Aus Meisterhand – Schwarzwälder Handwerker im Porträt Land & Leute | 17.01.2022 | Lust auf REGIO

Schmuckmacher

Von der Schäppelmacherin über den Maskenschnitzer bis zum Zapfenpflücker – Astrid Lehmann hat sie alle getroffen, fotografiert und porträtiert. 25 dieser alten Berufe, die untrennbar mit der REGIO verbunden sind, stellt die französische Schwarzwälderin nun in ihrem neuesten Buch vor.

Susanne Ender Spinnerin

Spinnerin Spinnt wolle

25 Schafe und 24 Lämmer leben auf Susanne und Klaus Enders Schwarzwaldhof in Furtwangen. Bei so vielen Schafen fallen Berge von Haaren an, ein Verkauf des natürlichen Rohstoffs lohnt sich heute nicht mehr. Was tun mit all der kostbaren Rohwolle? Susanne Ender hat sich kurzerhand entschlossen, die Wolle selbst in die Hand zu nehmen und zu spinnen.

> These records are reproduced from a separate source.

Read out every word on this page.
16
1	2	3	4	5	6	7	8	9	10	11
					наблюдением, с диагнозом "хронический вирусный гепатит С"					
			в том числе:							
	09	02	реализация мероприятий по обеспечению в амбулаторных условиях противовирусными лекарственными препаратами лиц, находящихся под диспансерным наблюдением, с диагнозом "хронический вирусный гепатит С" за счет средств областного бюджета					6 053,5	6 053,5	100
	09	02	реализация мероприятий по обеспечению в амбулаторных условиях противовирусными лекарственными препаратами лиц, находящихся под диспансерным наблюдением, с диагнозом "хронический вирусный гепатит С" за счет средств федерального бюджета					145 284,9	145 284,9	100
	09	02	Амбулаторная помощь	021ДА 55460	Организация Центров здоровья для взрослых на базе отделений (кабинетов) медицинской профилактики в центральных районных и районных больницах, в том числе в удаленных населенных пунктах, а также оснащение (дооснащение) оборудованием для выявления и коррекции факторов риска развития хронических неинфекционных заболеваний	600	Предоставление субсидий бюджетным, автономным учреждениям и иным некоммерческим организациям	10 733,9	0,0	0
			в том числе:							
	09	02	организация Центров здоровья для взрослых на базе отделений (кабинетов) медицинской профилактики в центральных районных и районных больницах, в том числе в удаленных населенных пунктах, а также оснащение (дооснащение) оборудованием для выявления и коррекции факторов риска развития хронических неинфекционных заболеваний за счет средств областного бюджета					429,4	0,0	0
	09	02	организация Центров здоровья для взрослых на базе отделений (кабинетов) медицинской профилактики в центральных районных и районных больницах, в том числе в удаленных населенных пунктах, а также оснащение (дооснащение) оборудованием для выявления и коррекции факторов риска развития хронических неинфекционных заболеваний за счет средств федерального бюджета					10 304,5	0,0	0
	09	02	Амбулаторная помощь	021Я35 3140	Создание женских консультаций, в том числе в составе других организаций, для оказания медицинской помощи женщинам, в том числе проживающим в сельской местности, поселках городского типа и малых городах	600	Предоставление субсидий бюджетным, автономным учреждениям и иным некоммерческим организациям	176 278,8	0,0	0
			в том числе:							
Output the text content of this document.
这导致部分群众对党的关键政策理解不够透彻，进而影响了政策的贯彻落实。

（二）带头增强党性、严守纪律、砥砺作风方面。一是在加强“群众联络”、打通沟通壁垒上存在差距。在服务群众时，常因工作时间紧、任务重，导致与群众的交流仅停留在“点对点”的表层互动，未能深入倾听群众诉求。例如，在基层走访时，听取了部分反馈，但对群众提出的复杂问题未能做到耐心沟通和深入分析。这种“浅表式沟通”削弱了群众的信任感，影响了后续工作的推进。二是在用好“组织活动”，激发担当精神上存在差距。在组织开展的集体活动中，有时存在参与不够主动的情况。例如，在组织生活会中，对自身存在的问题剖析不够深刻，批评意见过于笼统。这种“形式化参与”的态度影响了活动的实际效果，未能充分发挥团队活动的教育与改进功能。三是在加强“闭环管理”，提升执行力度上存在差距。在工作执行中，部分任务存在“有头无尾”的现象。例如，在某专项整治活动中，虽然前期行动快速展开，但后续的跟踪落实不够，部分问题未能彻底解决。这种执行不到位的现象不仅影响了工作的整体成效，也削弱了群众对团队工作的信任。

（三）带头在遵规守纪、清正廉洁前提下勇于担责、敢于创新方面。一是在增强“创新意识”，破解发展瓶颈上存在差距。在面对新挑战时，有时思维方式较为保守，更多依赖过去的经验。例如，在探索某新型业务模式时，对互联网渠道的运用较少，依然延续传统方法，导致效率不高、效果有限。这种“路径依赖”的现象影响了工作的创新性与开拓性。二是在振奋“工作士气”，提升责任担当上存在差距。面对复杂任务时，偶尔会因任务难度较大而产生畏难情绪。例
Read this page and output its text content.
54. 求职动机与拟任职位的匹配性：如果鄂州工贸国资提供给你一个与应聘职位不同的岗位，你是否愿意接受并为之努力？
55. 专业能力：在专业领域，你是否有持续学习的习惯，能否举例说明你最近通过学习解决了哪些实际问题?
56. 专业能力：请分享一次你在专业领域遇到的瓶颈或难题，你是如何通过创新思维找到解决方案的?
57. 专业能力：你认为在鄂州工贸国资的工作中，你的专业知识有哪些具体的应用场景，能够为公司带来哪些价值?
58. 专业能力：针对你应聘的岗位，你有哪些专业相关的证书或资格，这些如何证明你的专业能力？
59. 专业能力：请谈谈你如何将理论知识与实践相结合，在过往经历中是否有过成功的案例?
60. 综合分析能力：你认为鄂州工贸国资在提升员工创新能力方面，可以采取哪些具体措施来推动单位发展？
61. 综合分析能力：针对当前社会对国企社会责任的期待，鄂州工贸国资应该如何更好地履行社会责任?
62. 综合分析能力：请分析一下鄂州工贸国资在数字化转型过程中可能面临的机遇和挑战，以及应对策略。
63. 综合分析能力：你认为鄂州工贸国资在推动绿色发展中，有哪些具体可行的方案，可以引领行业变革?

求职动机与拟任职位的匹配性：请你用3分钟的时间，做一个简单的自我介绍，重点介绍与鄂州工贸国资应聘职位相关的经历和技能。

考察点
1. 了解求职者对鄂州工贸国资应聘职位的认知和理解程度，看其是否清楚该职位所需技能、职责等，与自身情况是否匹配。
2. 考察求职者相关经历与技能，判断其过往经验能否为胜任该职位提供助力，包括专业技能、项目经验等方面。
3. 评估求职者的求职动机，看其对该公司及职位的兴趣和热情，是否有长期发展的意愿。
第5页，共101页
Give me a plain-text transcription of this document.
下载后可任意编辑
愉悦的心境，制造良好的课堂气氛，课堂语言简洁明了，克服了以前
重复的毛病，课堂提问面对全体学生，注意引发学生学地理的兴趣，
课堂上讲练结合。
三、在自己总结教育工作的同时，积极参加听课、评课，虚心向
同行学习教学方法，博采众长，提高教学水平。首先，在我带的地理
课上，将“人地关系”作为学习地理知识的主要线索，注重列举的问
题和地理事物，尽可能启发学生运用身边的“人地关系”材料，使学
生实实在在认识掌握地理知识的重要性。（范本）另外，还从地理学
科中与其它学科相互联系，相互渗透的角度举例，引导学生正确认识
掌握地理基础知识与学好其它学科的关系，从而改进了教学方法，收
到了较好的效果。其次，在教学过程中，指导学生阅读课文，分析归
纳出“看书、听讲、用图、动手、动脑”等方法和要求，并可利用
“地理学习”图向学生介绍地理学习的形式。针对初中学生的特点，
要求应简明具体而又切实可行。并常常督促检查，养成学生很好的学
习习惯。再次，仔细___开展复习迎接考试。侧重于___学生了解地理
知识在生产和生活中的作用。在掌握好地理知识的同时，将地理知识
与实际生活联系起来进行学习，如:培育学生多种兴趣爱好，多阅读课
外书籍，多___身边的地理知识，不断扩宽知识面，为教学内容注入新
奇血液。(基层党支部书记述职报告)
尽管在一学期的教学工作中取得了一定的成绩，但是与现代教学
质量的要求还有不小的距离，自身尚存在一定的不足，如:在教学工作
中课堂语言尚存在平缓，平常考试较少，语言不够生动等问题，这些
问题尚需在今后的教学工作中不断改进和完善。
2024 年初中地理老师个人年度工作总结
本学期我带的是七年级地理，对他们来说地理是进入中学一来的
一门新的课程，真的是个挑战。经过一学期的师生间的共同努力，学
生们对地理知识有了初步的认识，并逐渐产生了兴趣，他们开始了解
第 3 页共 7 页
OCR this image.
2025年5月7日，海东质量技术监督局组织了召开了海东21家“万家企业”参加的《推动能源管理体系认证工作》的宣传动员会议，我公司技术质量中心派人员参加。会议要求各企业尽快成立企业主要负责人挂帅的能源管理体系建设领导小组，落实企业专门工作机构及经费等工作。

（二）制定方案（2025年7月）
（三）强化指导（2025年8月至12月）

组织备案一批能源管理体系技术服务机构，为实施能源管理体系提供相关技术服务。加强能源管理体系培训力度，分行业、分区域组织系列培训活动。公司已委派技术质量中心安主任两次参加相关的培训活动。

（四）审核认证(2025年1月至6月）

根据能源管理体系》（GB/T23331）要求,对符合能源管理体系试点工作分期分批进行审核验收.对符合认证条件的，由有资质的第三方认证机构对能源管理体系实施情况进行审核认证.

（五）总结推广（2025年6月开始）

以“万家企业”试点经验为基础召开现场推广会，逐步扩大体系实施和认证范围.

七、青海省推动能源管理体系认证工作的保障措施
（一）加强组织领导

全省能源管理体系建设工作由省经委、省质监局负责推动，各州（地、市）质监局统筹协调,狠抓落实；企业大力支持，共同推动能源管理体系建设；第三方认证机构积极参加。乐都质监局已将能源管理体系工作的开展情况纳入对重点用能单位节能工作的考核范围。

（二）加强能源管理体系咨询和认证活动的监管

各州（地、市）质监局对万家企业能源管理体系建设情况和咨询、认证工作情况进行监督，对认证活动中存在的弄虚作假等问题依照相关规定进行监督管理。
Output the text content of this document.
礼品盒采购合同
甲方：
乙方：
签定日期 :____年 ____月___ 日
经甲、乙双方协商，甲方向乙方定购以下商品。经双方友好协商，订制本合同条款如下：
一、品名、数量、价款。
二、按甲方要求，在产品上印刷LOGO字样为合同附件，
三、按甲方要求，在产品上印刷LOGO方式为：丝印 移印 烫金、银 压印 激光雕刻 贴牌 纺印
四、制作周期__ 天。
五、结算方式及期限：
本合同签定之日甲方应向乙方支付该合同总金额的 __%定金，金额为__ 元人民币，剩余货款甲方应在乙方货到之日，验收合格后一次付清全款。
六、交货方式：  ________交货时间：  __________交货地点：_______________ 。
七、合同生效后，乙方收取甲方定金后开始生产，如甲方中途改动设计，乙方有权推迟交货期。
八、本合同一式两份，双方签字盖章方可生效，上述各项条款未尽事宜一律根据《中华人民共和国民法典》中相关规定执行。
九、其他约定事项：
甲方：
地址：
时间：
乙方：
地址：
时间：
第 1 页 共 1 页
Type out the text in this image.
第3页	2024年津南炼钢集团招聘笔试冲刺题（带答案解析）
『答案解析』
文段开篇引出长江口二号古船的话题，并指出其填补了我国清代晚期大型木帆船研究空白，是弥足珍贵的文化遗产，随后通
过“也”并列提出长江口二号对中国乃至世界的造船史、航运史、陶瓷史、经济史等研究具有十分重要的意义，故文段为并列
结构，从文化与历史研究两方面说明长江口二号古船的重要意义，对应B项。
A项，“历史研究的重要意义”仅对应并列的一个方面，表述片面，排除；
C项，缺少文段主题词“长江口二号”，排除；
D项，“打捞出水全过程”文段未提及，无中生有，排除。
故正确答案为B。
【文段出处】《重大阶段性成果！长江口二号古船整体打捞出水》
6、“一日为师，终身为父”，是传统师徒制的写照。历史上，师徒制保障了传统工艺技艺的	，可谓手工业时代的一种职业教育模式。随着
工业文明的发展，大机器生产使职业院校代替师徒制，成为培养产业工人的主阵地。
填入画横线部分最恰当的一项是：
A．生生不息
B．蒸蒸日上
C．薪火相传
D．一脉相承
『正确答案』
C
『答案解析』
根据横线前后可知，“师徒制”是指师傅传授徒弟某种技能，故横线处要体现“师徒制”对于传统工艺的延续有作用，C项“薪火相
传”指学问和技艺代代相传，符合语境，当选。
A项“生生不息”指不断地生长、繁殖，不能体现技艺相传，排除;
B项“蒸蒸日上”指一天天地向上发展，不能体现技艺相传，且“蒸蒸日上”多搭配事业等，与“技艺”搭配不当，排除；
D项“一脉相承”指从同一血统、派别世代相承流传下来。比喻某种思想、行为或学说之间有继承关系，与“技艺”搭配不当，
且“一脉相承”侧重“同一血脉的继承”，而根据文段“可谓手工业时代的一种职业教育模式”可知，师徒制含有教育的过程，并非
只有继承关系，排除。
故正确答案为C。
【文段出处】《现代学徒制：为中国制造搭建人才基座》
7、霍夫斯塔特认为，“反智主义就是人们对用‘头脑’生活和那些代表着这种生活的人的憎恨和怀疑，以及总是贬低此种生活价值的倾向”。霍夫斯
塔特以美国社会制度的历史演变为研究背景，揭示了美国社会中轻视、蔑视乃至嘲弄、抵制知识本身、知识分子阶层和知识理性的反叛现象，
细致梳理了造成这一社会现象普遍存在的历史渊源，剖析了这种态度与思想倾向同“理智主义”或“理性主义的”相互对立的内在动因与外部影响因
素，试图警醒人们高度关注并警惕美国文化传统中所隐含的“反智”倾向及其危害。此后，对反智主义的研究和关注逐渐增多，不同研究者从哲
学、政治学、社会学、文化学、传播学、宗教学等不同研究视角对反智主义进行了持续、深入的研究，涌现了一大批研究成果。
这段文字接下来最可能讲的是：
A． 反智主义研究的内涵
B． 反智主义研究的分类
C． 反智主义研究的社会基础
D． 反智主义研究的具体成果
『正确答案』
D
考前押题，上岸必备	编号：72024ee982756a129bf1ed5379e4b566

Zuvor sind etliche Schritte notwendig: Das Wollvlies wird in Wannen eingeweicht, mit Soda gewaschen, getrocknet und dann mit dem Wollwolf (Bild) aufgelockert. Die flockigen Wollbausche werden dann kardiert, also gleichmäßig gekämmt, um weiche Wollbahnen zu erzeugen, die dann auf eine große Holzwalze aufgerollt werden. Diese Wolle nutzt Ender dann nicht nur zum Spinnen, sondern webt auch wunderschöne Bänder, ganz nach Schwarzwälder Tradition, und filzt Gebrauchsgegenstände wie Hüte, Hausschuhe oder Taschen.
susanne_ender@web.de

 

Willi Kneißler Messerschmied

Messerschmied

Seit 1875 gibt es die Messerschmiede in Zell am Harmersbach im Kinzigtal. Bereits in fünfter Generation stellt Willi Kneißler hier hochwertige Messer her und schleift Schneidewerkzeuge aller Art. Früher gab es in jeder größeren Ortschaft einen Messerschmied, heute sind die Meister in diesem Fach eine ganz große Seltenheit. Gerade mal acht Mitglieder zählt die Innung der Messerschmiede in Baden-
Württemberg, und die Zukunft steht auf Messers Schneide.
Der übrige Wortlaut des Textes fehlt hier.